Dans le secteur bancaire, j’ai toujours su exactement combien d’heures J’ai travaillé, et le fait que je ne sois plus sûr de mes horaires montre à quel point mon travail est différent. Je travaille pour moi-même et je construis quelque chose que je veux faire, donc les heures ne me semblent pas si pénibles.
Il existe néanmoins des compromis : PTO n’existe pas en tant que fondateur. Lors de ma lune de miel en Suisse et en Grèce, par exemple, je vérifiais quotidiennement mon téléphone et mes e-mails, car je devais répondre aux besoins des clients et ne pas travailler m’aurait stressé.
Je me suis accroché à une relique de la culture bancaire : les samedis protégés, comme le font certaines entreprises. Je me force à prendre congé le samedi, car je m’épuiserais si je travaillais sept jours par semaine. Je me réveille encore avec anxiété le samedi matin, tout comme lorsque je travaillais dans une banque, mais la nature de cette anxiété est totalement différente. En tant que banquier, j’avais peur que quelqu’un m’envoie un e-mail avec du travail à faire. Maintenant, en tant que fondateur, je m’inquiète de la façon dont je vais développer l’entreprise et payer mon loyer.

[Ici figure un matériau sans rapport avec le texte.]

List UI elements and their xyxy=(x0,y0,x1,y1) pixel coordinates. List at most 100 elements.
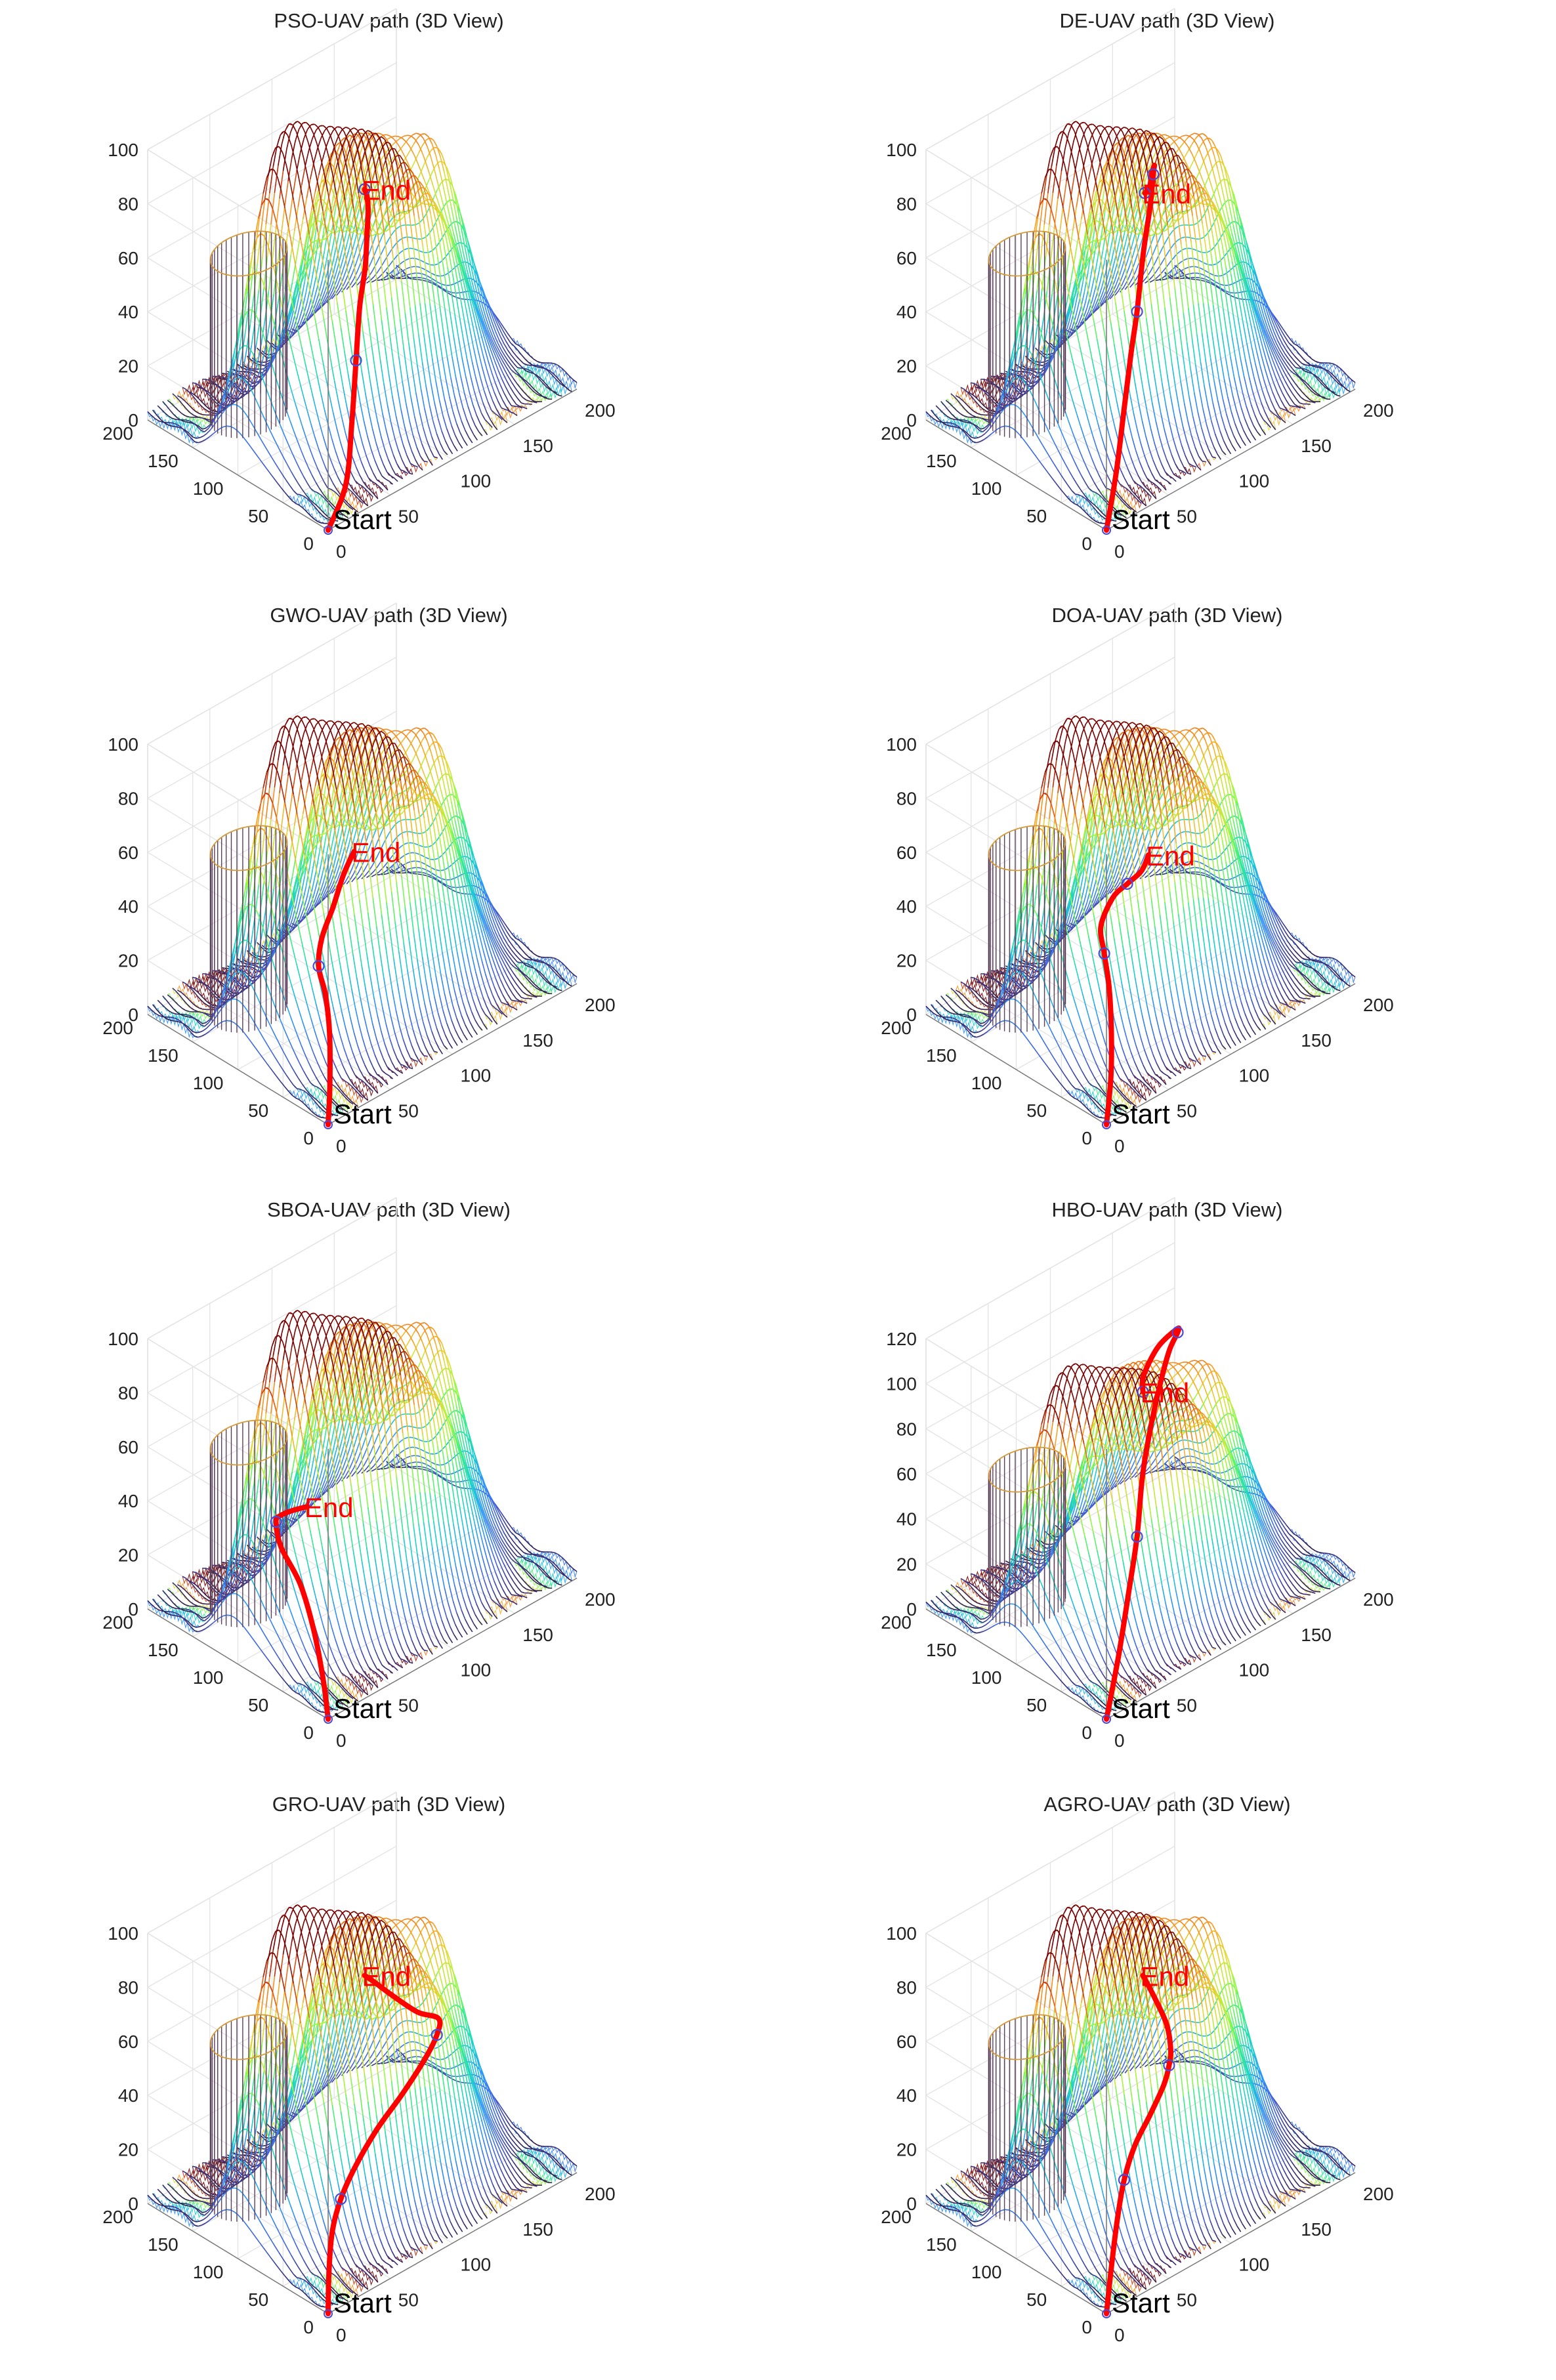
mesh-segment xyxy=(513,393,518,399)
mesh-segment xyxy=(1013,385,1019,396)
mesh-segment xyxy=(1129,224,1134,232)
mesh-segment xyxy=(471,257,476,274)
mesh-segment xyxy=(499,415,504,420)
mesh-segment xyxy=(1266,310,1271,322)
mesh-segment xyxy=(1094,202,1099,219)
mesh-segment xyxy=(421,190,427,207)
mesh-segment xyxy=(263,381,268,392)
mesh-segment xyxy=(1099,130,1104,138)
mesh-segment xyxy=(173,413,178,419)
mesh-segment xyxy=(1118,217,1123,242)
mesh-segment xyxy=(1183,312,1188,343)
mesh-segment xyxy=(498,353,503,361)
mesh-segment xyxy=(467,406,473,417)
x-axis-line xyxy=(327,388,578,531)
mesh-segment xyxy=(1198,455,1203,462)
mesh-segment xyxy=(454,225,459,243)
mesh-segment xyxy=(1123,228,1127,232)
mesh-segment xyxy=(1351,379,1356,383)
mesh-segment xyxy=(283,457,288,466)
mesh-segment xyxy=(1220,287,1225,291)
mesh-segment xyxy=(1074,152,1080,172)
mesh-segment xyxy=(347,373,352,395)
mesh-segment xyxy=(255,453,261,460)
mesh-segment xyxy=(1254,308,1259,320)
mesh-segment xyxy=(1137,240,1143,253)
mesh-segment xyxy=(1156,154,1162,166)
mesh-segment xyxy=(358,193,363,219)
mesh-segment xyxy=(1125,201,1130,214)
mesh-segment xyxy=(309,341,314,360)
mesh-segment xyxy=(1200,245,1206,275)
mesh-segment xyxy=(436,433,441,444)
mesh-segment xyxy=(360,498,365,503)
mesh-segment xyxy=(410,135,415,140)
mesh-segment xyxy=(1140,486,1145,490)
mesh-segment xyxy=(336,290,341,296)
mesh-segment xyxy=(352,152,358,165)
mesh-segment xyxy=(511,365,516,371)
mesh-segment xyxy=(354,133,359,136)
mesh-segment xyxy=(398,155,403,169)
mesh-segment xyxy=(1096,127,1101,135)
mesh-segment xyxy=(344,514,348,518)
mesh-segment xyxy=(1129,250,1135,278)
mesh-segment xyxy=(1130,211,1135,222)
mesh-segment xyxy=(286,133,291,149)
mesh-segment xyxy=(392,213,398,223)
mesh-segment xyxy=(1097,302,1102,309)
mesh-segment xyxy=(1259,334,1264,349)
mesh-segment xyxy=(1085,313,1091,320)
z-tick-label: 80 xyxy=(118,194,138,214)
mesh-segment xyxy=(1219,178,1224,184)
mesh-segment xyxy=(1145,138,1150,149)
mesh-segment xyxy=(437,182,442,198)
mesh-segment xyxy=(205,418,209,421)
mesh-segment xyxy=(1181,445,1186,456)
mesh-segment xyxy=(531,399,536,402)
mesh-segment xyxy=(367,318,373,346)
mesh-segment xyxy=(202,427,206,430)
mesh-segment xyxy=(1293,343,1298,346)
mesh-segment xyxy=(1341,385,1346,388)
mesh-segment xyxy=(1156,152,1161,173)
mesh-segment xyxy=(292,331,297,336)
mesh-segment xyxy=(299,314,305,325)
mesh-segment xyxy=(301,194,306,215)
mesh-segment xyxy=(1259,413,1264,420)
mesh-segment xyxy=(315,173,320,192)
mesh-segment xyxy=(549,388,554,392)
mesh-segment xyxy=(1231,264,1236,269)
mesh-segment xyxy=(400,409,406,427)
mesh-segment xyxy=(549,370,555,375)
mesh-segment xyxy=(383,464,388,472)
mesh-segment xyxy=(429,405,434,421)
mesh-segment xyxy=(408,209,412,214)
mesh-segment xyxy=(474,335,479,352)
mesh-segment xyxy=(989,383,994,385)
mesh-segment xyxy=(251,449,257,455)
mesh-segment xyxy=(244,439,249,445)
mesh-segment xyxy=(971,396,976,402)
mesh-segment xyxy=(324,409,329,426)
mesh-segment xyxy=(1151,272,1156,278)
mesh-segment xyxy=(264,340,270,353)
mesh-segment xyxy=(1183,156,1188,165)
mesh-segment xyxy=(1288,369,1293,373)
mesh-segment xyxy=(1230,242,1236,255)
mesh-segment xyxy=(347,201,352,214)
mesh-segment xyxy=(378,146,383,157)
mesh-segment xyxy=(1198,259,1202,262)
mesh-segment xyxy=(466,282,471,295)
mesh-segment xyxy=(1167,224,1172,257)
mesh-segment xyxy=(310,502,316,508)
mesh-segment xyxy=(219,393,224,405)
mesh-segment xyxy=(1094,198,1099,204)
mesh-segment xyxy=(311,123,315,125)
mesh-segment xyxy=(1053,146,1058,149)
mesh-segment xyxy=(1213,154,1218,169)
mesh-segment xyxy=(322,514,327,519)
mesh-segment xyxy=(399,319,404,349)
mesh-segment xyxy=(1119,287,1124,293)
mesh-segment xyxy=(416,173,421,182)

Il n’y a pas de réponse claire et unique quant à savoir si le calendrier du banquier ou du fondateur est meilleur. Ce sont tous deux des parcours professionnels à haute pression et à fort épuisement professionnel, avec un équilibre travail-vie personnelle minimal. Il s’agit simplement de déterminer ce qui fonctionne pour vous à un moment donné et de continuer à le faire aussi longtemps que vous le pouvez.